Mais les représentations du passé, des événements, des choses à travers le retour aux origines et aux commencements s’inscrivent dans un cadre narratif où l’historique interagit avec l’imaginaire, à l’intérieur de ce que Ricoeur appelle l’ « identité narrative », de sorte que le constituant narratif se transforme en élément constitutif de l’identité individuelle et collective, et que l’existence humaine tout entière se réduit en toute simplicité à l’existence liée à notre vie privée, existence que nous nous représentons par le moyen de la narration orale.
C’est pourquoi le retour aux origines ne constitue pas une simple question dont on pourrait déterminer le lieu, ici ou là, mais une pulsion fondamentale qui dépasse cette catégorisation des choses que Mircea Eliade a appelée la nostalgie des origines et qui est recherche des modèles idéaux qui constituèrent l’essence des choses avant que ces modèle n’en arrivent à devenir ce qu’ils sont à présent.
Pour les fonctions de ces récits avec les représentations qu’elles nous donnent des origines et des commencements, elles se répartissent en quatre types:
Une fonction interprétative: la narration de l’origine et du commencement propose en elle-même un moyen d’interprétation auquel le groupe adhère, soit en l’absence d’une explication répandue fondée sur un autre référentiel tels que l’Histoire ou la religion, soit, lorsque cette explication existe comme c’est le cas pour Bizerte où la mémoire n’a pu se satisfaire de ce qu’affirment les sources historiques relativement à ses origines d’abord phéniciennes puis romaines qui ont précédé la conquête par les Arabes, au cours du VIIe siècle, et s’est mise à écrire sa « propre histoire » à travers une entreprise de mythification.
Une fonction intégrative: Souvent le conte se transforme en un processus de motivation préludant à l’intégration au sein du système social après que les concepts fondamentaux ont été assimilés. Ces récits représentent, dans le cadre des collectivités traditionnelles dont ils relèvent, un instrument social d’intégration de l’individu dans son environnement immédiat, que celui-ci soit naturel, urbain ou social. Il ne saurait y avoir de rupture, ici, entre contenant et contenu, entre sujet et objet.
Une fonction fondatrice: Souvent, le récit ne se contente pas de remonter vers les origines et les commencements en prétendant arriver à les expliquer, il devient lui-même origine et point de départ. Ce temps absolu auquel renvoie la formule : « Il était une fois… » ainsi que d’autres formules similaires qui se retrouvent d’un conte populaire à l’autre nous ramène à un temps où le temps, la durée, n’existaient pas, c’est-à-dire aux archétypes. Il s’agira, dès lors, en toute simplicité, de ne pas tenter de remonter à un temps plus éloigné que celui où se déroule le récit.

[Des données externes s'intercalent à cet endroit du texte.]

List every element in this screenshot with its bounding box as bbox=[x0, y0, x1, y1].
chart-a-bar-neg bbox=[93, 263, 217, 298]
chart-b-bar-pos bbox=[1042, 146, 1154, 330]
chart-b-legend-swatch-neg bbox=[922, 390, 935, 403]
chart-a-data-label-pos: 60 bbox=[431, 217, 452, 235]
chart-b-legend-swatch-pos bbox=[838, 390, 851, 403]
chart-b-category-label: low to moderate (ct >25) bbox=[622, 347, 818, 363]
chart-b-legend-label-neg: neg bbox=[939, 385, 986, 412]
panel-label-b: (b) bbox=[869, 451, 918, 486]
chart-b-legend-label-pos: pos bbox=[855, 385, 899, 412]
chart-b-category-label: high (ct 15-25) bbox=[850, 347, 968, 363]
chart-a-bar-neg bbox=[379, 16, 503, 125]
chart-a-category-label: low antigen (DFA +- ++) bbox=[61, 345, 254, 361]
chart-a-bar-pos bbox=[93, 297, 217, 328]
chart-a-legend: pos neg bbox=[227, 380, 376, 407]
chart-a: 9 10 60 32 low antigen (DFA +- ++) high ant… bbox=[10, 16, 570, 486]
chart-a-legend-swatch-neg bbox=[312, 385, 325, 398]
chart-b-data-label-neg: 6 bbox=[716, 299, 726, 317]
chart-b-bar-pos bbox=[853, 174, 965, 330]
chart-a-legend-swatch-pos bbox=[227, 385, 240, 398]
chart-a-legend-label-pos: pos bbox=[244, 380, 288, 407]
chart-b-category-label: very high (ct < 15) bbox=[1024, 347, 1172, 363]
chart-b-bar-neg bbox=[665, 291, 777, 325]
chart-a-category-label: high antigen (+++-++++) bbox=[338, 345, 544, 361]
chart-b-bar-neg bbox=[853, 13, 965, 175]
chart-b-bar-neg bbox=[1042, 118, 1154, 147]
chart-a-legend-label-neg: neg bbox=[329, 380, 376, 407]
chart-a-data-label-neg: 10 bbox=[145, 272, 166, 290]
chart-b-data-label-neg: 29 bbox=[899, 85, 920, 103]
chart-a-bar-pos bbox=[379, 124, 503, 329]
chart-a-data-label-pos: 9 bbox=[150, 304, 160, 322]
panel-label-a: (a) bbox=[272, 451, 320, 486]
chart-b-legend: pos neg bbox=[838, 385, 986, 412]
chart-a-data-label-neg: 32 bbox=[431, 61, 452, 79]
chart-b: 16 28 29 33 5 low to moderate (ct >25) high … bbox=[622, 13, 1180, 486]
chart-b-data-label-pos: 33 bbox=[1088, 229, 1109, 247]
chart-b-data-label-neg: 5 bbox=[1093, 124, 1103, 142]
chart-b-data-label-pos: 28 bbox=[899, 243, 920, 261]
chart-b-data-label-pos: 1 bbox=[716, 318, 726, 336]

Une fonction ontologique: Ces narrations orales, dans la mesure où elles célèbrent les origines et les commencements, tentent de conférer une origine symbolique aux phénomènes liés à ces origines. Constructions fondées sur la répétition des péripéties bien plus que sur leur récit chronologique, comme c’est le cas dans le récit historique, elles jouent leur rôle dans la négation et l’assujettissement du temps, afin de se libérer de son emprise et des inquiétudes et terreurs qu’il inspire.